In a separate report, CAG had also named Reliance Power, India's second-largest power producer by market value, for unduly benefitting from a government decision allowing the power producer to use surplus coal from its captive block for another project it was not meant for. By using the coal from the same source but charging different tariffs for the power generated at two plants, Reliance had gained, the auditor had said in a report.

A CAG report on aviation had faulted the way the Delhi international airport was privatized in which GMR Infra has 54 per cent stake.

Here's the fallout of the CAG report on some of the companies:

1) Coal India: CAG's recommendations are largely neutral for CIL. Government may decide to urgently ramp-up of production by CIL to meet the demand.
2) Reliance Power: It is developing a 4000 MW project at Sasan in Madhya Pradesh and was allotted three captive coal blocks to fuel the project, which was bid for at a fixed rate to supply power. The company later received government approval to use surplus coal from these blocks for the company's other project - 4000 MW at Chitrangi - which would supply power at a higher tariff than Sasan project.

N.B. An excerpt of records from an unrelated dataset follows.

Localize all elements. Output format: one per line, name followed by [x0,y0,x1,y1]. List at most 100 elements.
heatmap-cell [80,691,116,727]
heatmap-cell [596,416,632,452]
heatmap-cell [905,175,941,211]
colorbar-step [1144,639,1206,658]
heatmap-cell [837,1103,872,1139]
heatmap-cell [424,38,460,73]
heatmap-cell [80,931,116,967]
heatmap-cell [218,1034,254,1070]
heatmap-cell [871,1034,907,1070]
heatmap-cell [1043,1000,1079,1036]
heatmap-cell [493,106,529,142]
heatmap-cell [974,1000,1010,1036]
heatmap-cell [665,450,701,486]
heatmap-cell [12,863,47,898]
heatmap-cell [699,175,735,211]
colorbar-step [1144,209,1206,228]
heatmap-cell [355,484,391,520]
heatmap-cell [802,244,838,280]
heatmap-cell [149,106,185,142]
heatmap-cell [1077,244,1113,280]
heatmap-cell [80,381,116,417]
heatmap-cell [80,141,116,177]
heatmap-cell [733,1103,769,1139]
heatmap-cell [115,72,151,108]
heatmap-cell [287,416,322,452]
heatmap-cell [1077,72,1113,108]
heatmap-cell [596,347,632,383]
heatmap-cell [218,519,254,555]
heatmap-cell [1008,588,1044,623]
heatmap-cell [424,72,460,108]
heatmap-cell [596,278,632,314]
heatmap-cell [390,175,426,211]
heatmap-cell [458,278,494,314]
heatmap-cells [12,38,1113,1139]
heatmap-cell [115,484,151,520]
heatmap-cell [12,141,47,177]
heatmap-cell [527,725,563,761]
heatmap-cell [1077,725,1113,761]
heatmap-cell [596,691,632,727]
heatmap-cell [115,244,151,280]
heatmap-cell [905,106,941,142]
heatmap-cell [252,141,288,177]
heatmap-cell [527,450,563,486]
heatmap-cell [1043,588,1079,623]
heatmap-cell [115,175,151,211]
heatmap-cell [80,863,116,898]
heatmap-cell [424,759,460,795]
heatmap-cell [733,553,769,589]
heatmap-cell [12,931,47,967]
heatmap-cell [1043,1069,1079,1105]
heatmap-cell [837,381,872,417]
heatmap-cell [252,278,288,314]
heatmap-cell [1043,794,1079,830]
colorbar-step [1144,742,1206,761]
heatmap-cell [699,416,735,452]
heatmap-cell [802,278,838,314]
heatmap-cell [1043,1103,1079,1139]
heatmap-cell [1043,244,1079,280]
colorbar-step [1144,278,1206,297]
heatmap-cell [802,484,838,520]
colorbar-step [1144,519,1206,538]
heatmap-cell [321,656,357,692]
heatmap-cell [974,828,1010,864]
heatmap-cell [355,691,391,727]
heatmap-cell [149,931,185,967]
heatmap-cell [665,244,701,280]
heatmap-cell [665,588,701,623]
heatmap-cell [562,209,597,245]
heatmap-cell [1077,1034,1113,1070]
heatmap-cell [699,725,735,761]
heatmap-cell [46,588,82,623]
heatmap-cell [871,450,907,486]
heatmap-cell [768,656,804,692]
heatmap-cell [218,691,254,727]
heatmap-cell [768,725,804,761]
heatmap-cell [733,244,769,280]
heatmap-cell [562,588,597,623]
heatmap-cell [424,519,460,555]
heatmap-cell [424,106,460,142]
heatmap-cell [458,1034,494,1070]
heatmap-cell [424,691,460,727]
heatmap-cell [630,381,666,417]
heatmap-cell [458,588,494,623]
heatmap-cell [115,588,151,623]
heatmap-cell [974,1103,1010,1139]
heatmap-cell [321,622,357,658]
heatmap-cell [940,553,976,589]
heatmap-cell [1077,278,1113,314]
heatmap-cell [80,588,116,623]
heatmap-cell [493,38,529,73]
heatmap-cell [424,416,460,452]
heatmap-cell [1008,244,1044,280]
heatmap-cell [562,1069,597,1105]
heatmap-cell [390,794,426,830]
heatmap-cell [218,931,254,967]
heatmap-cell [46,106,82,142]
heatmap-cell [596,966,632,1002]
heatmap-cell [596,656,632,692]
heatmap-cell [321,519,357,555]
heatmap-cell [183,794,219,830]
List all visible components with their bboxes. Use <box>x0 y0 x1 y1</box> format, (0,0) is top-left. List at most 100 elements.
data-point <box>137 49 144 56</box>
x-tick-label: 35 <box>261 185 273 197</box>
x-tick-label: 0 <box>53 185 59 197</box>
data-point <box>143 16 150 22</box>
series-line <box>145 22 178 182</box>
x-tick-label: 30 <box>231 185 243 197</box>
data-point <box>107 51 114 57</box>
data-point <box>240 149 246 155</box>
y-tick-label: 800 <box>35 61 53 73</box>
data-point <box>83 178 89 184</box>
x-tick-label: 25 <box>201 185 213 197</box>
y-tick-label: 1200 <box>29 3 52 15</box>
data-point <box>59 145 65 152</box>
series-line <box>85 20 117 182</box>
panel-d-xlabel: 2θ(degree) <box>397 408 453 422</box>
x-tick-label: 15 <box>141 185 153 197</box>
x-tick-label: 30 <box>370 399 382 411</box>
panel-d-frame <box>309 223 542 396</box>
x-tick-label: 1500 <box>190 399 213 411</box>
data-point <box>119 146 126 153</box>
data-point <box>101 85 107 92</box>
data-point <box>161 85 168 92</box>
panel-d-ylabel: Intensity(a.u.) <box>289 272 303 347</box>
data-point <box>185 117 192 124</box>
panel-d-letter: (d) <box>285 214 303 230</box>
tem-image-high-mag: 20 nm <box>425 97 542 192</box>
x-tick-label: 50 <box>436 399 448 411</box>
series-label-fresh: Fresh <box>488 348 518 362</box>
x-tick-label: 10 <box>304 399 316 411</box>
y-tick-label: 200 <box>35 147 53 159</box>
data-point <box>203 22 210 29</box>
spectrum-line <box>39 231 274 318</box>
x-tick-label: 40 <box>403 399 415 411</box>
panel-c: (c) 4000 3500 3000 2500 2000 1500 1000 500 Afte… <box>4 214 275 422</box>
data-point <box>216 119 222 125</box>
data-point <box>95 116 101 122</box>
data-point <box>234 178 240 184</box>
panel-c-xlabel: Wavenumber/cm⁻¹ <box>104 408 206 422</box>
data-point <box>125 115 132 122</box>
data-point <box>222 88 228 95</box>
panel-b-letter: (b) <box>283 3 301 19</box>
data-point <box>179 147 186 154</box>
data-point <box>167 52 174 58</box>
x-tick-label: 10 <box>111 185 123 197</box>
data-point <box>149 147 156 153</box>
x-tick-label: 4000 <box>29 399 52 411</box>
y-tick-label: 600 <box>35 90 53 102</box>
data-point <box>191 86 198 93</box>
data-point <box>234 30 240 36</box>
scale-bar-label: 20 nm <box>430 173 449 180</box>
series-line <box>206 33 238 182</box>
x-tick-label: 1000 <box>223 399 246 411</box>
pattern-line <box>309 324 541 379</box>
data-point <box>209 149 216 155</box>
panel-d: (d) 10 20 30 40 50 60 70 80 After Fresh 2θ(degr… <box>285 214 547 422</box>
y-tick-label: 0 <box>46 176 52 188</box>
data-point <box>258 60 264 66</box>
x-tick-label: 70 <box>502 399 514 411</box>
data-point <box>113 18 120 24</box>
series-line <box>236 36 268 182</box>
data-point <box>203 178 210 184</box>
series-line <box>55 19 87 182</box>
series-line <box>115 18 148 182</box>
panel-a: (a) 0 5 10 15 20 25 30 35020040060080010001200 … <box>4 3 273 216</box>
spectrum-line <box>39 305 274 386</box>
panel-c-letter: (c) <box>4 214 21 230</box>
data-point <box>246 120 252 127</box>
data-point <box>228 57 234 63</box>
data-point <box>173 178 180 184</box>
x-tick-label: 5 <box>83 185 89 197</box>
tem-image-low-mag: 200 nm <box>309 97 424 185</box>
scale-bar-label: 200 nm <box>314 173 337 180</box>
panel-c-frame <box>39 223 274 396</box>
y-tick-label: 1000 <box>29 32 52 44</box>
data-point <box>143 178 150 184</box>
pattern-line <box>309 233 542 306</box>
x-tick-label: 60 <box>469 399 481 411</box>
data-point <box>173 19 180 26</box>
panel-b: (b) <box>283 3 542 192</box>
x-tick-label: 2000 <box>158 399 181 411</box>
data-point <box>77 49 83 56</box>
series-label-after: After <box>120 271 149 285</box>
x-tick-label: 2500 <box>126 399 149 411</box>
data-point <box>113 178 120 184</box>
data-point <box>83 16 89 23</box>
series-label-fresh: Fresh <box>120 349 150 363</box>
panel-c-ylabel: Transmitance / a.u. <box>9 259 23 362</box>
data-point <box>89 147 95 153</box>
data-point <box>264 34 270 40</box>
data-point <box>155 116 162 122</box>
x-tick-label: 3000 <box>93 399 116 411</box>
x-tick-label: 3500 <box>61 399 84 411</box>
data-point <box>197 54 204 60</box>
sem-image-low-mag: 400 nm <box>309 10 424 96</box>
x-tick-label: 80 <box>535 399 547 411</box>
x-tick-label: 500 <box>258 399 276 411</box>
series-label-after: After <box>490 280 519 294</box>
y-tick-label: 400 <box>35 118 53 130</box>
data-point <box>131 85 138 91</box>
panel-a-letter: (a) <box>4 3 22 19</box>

There is a risk of the Chhatrasal coal block being de-allocated, which might put the Chitrangi power project in doubt. Brokerage firm Nomura said ex-Chitrangi, Reliance Power's fair value is Rs 58 per share.

3) Reliance Infra: Chhatrasal de-allocation will hit the company's potential engineering and construction (E&C) revenue. Bank of America Merrill Lynch had assumed E&C revenue of Rs 3,200 crore in FY'14E and said it will likely hurt Reliance Infra's so cut target price by 18-20 per cent.

4) Adani Power: Risk of escalation/delay in decision making on coal blocks. This might delay re-allocation of Lohara block to Adani for 3.3GW Tiroda project. Tiroda project, which is short on coal linkages, accounts for about 60 per cent of Adani Power.

5) Tata Power: Tubed & Mandakini captive coal mines linked power projects are in early stage. These projects are the key to India growth prospect. Land acquisition is at an advance stage.